For each request, you need to combine following fields as JSON formatted string and sign with your private key. The resulting signature must be added to your request with x-alg-signature
header.
url
URL of the API endpoint excluding base URL (eg. `/v1/resource/path?q=xyz`) This should contain all URL params if you are executing GET operations.
method
HTTP method of the API. ie. GET, POST, PUT, PATCH, DELETE
headers
Object containing important header values. Please refer to table below detailing subfields required.
body
Raw HTTP request body, or empty string for GET requests or similar.
Below you can find the required fields of the headers object of the signature payload.
authorization
Your API Token
date
HTTP-date header as specified in RFC 7231
x-alg-nonce
Unique value that represents an individual operation. This is different than idempotency key required for certain API operations.
Below you can find the list of required request headers per each individual request.
Authorization
authorization
Signature
x-alg-signature
Nonce
x-alg-nonce
Date
date
Value containing your API Token.
Digital signature of your signed payload explanied above.
The signing approach uses a date/time value and also implements the recommended clock-skew to prevent against replay attacks.
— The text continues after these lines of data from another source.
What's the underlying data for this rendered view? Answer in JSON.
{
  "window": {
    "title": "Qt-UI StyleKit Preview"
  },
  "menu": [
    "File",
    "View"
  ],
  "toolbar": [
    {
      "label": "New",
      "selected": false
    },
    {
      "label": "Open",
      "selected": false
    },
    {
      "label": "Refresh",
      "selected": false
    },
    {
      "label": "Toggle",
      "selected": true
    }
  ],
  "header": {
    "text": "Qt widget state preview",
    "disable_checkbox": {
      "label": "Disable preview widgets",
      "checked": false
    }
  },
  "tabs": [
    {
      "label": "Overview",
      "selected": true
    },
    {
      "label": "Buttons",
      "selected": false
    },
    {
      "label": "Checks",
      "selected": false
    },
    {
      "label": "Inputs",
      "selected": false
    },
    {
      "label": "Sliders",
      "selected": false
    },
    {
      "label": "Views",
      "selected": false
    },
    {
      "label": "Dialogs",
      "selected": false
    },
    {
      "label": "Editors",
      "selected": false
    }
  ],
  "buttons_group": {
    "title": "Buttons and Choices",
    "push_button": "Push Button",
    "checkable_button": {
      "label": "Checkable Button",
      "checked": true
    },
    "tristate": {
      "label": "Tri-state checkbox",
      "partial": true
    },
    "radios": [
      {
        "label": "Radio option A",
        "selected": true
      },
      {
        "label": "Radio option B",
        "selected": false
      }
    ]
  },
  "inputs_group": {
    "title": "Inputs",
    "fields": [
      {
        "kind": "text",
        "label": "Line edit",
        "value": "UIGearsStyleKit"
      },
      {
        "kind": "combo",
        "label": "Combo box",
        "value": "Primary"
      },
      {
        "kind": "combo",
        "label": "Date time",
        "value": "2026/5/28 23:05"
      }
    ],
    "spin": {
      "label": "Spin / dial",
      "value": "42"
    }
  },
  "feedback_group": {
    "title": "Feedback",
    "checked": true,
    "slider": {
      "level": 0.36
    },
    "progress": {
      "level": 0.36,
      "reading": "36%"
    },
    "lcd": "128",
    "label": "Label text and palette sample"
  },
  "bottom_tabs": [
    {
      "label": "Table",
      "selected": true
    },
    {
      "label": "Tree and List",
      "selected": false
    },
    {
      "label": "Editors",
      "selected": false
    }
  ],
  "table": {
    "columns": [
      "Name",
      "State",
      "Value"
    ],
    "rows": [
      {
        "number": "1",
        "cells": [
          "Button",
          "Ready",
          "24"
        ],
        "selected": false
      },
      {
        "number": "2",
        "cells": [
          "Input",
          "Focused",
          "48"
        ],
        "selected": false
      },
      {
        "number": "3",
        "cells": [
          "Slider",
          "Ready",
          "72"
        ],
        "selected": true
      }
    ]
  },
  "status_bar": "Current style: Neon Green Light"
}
It is therefore essential that the sending system has an accurate time (e.g. synchronised with NTP), any significant time error may cause the request to be rejected.
All time values are sent in UTC/GMT, so you should ensure this still continues to send the correct UTC/GMT time if your sending system is subject to changes for daylight savings.
This value should be set and be unique per distinct api request/operation that you send to our system (see below for limited exceptions). This is used in conjunction with the date-time to prevent replay attacks and detect duplicate messages.
This nonce value is different than the idempotency key required by certain API operations.
A nonce should be re-used only if you wish to retry the same request in certain conditions such as request failures due to connectivity issues. If the same request content is received with a new nonce, it will be treated as a separate request and may be executed again. Therefore if you wish to re-send a POST request (perhaps because the previous one errored) you need to understand the status of the previous request and that it has not been processed before doing this.
Once you complete setting up your authentication prerequisites, you can use Testing API Connectivity method to check if everything works well.